Na última semana de março de 2025 a política internacional foi palco de uma cena interessante e ao mesmo tempo incrivelmente inesperada: em uma conversa em um aplicativo de mensagens privado figuras-chave da política doméstica norte-americana trataram de um bombardeio contra posições houthis no Iêmen e não notaram que eles mesmos inseriram por acidente o editor chefe do The Atlantic como um dos membros do grupo. 


O fato em si, que até lembra de longe filmes sobre espionagem e contrainformação em contexto de guerra, teve grande repercussão na mídia internacional a partir do momento em que o próprio editor descobriu que os tais bombardeios que eram discutidos nas mensagens no grupo não só eram verdadeiros como ocorreram. A última parte em si que fez com que o jornalista e o mundo compreendessem a gravidade dos fatos: o grupo era real e os Estados Unidos estavam cada vez mais se inserindo nas dinâmicas de poder no Oriente Médio ao atacarem posições militares de um grupo iemenita que possui fortes conexões com o Irã e ao mesmo tempo tem utilizado da força para mostrar sua posição política na fase mais recente do conflito entre Israel e Palestina, intensificado a partir de outubro de 2023. 


Nos últimos anos, os Houthis emergiram como um ator influente e controverso da geopolítica do Oriente Médio. Originado no norte do Iêmen como um movimento religioso e político, o grupo se consolidou como uma força militar significativa após a eclosão da guerra civil iemenita em 2014. A tomada da capital Sanaa e o subsequente confronto com o governo reconhecido internacionalmente levaram a uma intervenção militar liderada pela Arábia Saudita, ampliando o conflito para uma disputa regional com envolvimento de grandes potências, como Irã e Estados Unidos. A ascensão dos houthis transformou o Iêmen em um campo de batalha estratégico, com implicações que vão além das fronteiras do país, afetando rotas comerciais, segurança marítima e alianças políticas no Golfo Pérsico.


Diante desse cenário, busco com o presente artigo discutir e entender o papel dos houthis na geopolítica atual, considerando os desafios e as dinâmicas do Oriente Médio, visto que o grupo não apenas desafia diretamente as potências regionais, como Arábia Saudita e Emirados Árabes Unidos, mas também influencia a rivalidade entre Irã e Ocidente, tornando-se um agente fundamental no tabuleiro geopolítico da região. Além disso, os recentes ataques a navios no Mar Vermelho, atribuídos aos houthis, destacam a importância estratégica do movimento na segurança e no comércio global.  


Considerando a complexidade da análise, o artigo será dividido em duas partes. Esta, a primeira, trará discussões acerca das origens dos houthis no Iêmen, tais como as raízes ideológicas e religiosas, o processo de transformação do grupo em um ator político-militar e o papel desempenhado pelo mesmo no contexto da guerra no Iêmen, considerando a atuação feita pela Arábia Saudita. 

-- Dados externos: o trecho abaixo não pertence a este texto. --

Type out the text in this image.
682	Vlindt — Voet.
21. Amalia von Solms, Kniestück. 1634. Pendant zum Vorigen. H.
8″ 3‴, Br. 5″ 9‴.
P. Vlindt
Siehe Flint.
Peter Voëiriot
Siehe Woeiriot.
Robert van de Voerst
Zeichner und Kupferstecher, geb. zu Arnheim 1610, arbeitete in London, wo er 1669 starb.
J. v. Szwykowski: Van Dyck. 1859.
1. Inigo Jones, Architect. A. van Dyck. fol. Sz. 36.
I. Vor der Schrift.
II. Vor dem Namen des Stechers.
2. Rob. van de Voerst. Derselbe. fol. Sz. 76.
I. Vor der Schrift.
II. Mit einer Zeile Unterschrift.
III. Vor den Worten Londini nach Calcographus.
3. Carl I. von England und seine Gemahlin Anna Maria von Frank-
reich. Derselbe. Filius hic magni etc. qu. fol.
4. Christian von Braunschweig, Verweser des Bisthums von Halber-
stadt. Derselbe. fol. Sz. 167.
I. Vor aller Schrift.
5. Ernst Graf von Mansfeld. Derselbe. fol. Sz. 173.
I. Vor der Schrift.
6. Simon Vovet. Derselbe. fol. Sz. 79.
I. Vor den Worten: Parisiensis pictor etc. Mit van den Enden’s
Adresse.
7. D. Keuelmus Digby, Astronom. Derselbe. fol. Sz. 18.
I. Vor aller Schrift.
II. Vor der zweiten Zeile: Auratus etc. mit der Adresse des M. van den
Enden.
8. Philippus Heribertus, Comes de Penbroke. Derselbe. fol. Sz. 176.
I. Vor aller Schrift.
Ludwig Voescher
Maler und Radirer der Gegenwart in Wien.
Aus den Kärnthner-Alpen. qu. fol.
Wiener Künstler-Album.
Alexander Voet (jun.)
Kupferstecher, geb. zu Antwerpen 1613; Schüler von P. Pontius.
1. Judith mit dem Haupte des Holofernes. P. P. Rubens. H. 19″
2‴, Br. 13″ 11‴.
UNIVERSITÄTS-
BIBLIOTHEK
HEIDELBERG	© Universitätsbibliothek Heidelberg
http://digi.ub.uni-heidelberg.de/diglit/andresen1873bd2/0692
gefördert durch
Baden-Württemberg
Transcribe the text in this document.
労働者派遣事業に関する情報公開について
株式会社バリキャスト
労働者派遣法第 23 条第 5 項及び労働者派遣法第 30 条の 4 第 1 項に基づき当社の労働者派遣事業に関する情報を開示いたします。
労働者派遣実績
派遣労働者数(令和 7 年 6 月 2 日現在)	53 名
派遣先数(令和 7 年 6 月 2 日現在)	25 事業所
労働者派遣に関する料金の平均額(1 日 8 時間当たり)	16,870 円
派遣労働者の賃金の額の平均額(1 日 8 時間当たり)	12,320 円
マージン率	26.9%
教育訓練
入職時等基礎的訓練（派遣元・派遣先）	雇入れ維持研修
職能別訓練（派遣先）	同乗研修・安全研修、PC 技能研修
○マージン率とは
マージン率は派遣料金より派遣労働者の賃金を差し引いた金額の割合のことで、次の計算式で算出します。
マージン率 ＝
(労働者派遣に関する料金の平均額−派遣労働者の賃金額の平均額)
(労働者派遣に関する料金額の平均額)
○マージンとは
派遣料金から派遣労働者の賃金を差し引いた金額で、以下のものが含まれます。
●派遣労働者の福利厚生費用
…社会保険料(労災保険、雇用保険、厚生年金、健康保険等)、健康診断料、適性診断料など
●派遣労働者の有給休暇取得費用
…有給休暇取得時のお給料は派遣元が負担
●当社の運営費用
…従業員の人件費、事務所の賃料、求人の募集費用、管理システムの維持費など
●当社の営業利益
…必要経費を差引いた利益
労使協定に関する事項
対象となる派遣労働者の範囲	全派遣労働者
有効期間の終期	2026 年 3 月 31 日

Um novo ator no cenário político-religioso no Iêmen 

Enquanto movimento político os houthis surgiu no cenário iemenita na década de 1990 como uma resposta ao crescente domínio de ideologias islâmicas sunitas e à marginalização da comunidade zaidita xiita no país. O movimento, fundado por Hussein Badreddin al-Houthi, um clérigo zaidita, defendia uma maior autonomia para os xiitas do norte e também se opunha à crescente influência saudita e ocidental no país. Inicialmente, o movimento se concentrava em questões religiosas e culturais, promovendo um retorno às tradições zaiditas e resistindo à disseminação do wahabismo, corrente islâmica sunita fortemente apoiada pela Arábia Saudita. 


Nesse ponto acredito que algumas explicações sejam importantes sobre as divisões internas no Islã e a ressonância quando falamos principalmente sobre a questão da representação política da comunidade xiita, explico. 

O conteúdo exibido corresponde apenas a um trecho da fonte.